Diante desta conjuntura, cabe ressaltar a importância da atuação de organizações da sociedade civil em ações que visem o acolhimento e proteção dos migrantes e refugiados em situação de altíssima vulnerabilidade em Pacaraima. Dentre elas destaca-se a Casa São José. Segundo Ir. Ana Maria, responsável pela casa, atualmente são acolhidas na instituição 163 mulheres e crianças, as quais não conseguiram vagas no abrigo da Operação Acolhida e ficariam em situação de rua. As pessoas abrigadas recebem alimentação, pernoite e outros apoios emergenciais.
A Casa São José é parceira do IMDH na implementação do Projeto Angel Gabriel, o qual objetiva propiciar a crianças migrantes e refugiadas, particularmente na idade entre 6 meses e 3 anos, itens de nutrição e higiene, bem como orientar as mães sobre os cuidados necessários a fim de suprir parte da necessidade alimentar e reduzir os riscos de desnutrição ou falta de asseio das crianças. Em Pacaraima os kits são entregues a mulheres que não estão abrigadas na Casa São José, isto é, para mães com crianças que estão vivendo na rua ou em ocupações sub-humanas. Em Pacaraima, são beneficiadas 100 famílias por mês, sendo que cada uma recebe quinzenalmente o kit Angel Gabriel.

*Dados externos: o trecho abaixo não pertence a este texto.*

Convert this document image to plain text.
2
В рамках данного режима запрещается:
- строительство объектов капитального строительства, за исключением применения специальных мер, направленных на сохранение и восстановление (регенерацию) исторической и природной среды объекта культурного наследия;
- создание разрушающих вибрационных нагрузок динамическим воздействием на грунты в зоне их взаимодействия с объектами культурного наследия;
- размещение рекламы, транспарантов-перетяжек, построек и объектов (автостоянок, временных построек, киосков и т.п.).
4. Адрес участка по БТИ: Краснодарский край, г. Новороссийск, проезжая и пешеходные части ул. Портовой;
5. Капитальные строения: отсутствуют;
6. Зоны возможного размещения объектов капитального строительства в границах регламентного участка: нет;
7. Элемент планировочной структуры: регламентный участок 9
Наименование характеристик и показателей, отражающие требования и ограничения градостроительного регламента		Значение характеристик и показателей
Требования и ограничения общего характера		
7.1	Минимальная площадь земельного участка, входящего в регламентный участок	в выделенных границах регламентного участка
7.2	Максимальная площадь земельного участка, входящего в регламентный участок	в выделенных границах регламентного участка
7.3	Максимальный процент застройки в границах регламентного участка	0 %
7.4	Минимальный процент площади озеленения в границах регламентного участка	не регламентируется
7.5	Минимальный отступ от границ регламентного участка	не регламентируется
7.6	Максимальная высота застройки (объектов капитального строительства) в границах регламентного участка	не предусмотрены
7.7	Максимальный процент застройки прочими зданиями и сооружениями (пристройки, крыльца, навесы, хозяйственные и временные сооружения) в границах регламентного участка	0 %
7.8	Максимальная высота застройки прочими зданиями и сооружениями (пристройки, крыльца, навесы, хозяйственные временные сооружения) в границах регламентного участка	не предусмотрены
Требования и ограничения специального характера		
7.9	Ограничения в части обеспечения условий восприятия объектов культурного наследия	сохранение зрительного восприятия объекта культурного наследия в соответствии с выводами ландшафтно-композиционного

Outra ação que merece ser destacada e que tivemos a oportunidade de visitar é a coordenada por Pe. Jesus de Bobadilla. Diariamente, a paróquia de Pacaraima oferece o café da manhã a mais de 1.000 refugiados e migrantes, a grande maioria venezuelanos, que cruzam a fronteira e, por não conseguirem seguir viagem para Boa Vista, nem acolhida no PITRIG, estão em situação de rua ou em extrema vulnerabilidade nas ocupações.
As situações de discriminação e exclusão sofrida pelos venezuelanos impactaram-nos. O coração fica apertado e percebemos o clamor daquela população. Ao mesmo tempo, pudemos presenciar em muitos momentos da missão, a solidariedade seja de conterrâneos que migraram há mais tempo, seja dos agentes sociais que mencionei neste relato, seja também de brasileiras e brasileiros oferecendo comida e água aos que necessitam.
Estas ações, para as quais o IMDH tem a satisfação de contribuir, assim como outras que entidades diversas promovem, nos ensinam que a resposta humanitária depende, para além das obrigações do Estado de garantir e proteger os direitos humanos, das pequenas partilhas e atitudes de muitos e de cada um e cada uma, reconhecendo o migrante e o refugiado enquanto sujeitos de direitos assim em igualdade de condições com os brasileiros e brasileiras.
Por Adriana Santos e Luyandria Maia
Brasília (DF) e Boa Vista(RR), 31 de agosto de 2021.